Dérive tribale au Cameroun

C’est en 1972 que le Cameroun a arrêté la date du 20 mai pour célébrer la réunification entre le blocs francophone et anglophone. Une réunification plus que jamais mise en mal aujourd'hui. Les deux régions anglophones, le Nord-Ouest et le Sud-Ouest, sont secouées par une crise séparatiste depuis novembre 2016.

Le pays, qui compte 250 groupes ethno-linguistiques, fait aussi face au tribalisme. Les discours de haine prospèrent dans l’espace public et sont partagés à travers les réseaux sociaux.

La présidentielle de 2018, qui mettait aux prises deux candidats majeurs issus de deux groupes ethniques distincts, a ravivé les tensions et débouché sur une crise post-électorale.
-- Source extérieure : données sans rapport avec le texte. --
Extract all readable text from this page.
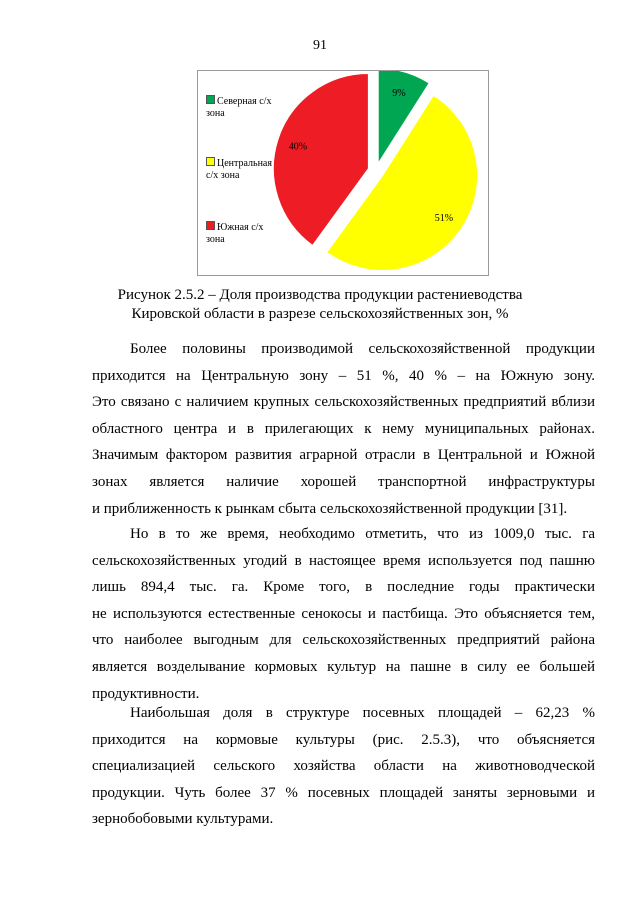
91
Северная с/х
зона
Центральная
с/х зона
Южная с/х
зона
9%
51%
40%
Рисунок 2.5.2 – Доля производства продукции растениеводства
Кировской области в разрезе сельскохозяйственных зон, %
Более половины производимой сельскохозяйственной продукции
приходится на Центральную зону – 51 %, 40 % – на Южную зону.
Это связано с наличием крупных сельскохозяйственных предприятий вблизи
областного центра и в прилегающих к нему муниципальных районах.
Значимым фактором развития аграрной отрасли в Центральной и Южной
зонах является наличие хорошей транспортной инфраструктуры
и приближенность к рынкам сбыта сельскохозяйственной продукции [31].
Но в то же время, необходимо отметить, что из 1009,0 тыс. га
сельскохозяйственных угодий в настоящее время используется под пашню
лишь 894,4 тыс. га. Кроме того, в последние годы практически
не используются естественные сенокосы и пастбища. Это объясняется тем,
что наиболее выгодным для сельскохозяйственных предприятий района
является возделывание кормовых культур на пашне в силу ее большей
продуктивности.
Наибольшая доля в структуре посевных площадей – 62,23 %
приходится на кормовые культуры (рис. 2.5.3), что объясняется
специализацией сельского хозяйства области на животноводческой
продукции. Чуть более 37 % посевных площадей заняты зерновыми и
зернобобовыми культурами.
Le sociologue Serges Aimé Bikoi observe "une stigmatisation des ethnies" et déplore ​"l’étiquetage" des acteurs politiques qui, à ses yeux, "ravive les replis identitaires".

Pour Antoine Awono, analyste politique, la diversité ethnolinguistique devrait être un atout. Or cet idéal est désormais mis en mal. "Beaucoup de Camerounais ne savent pas ce qu'est l’unité nationale", déplore-t-il. "Le tribalisme est agité même au niveau de l’Etat".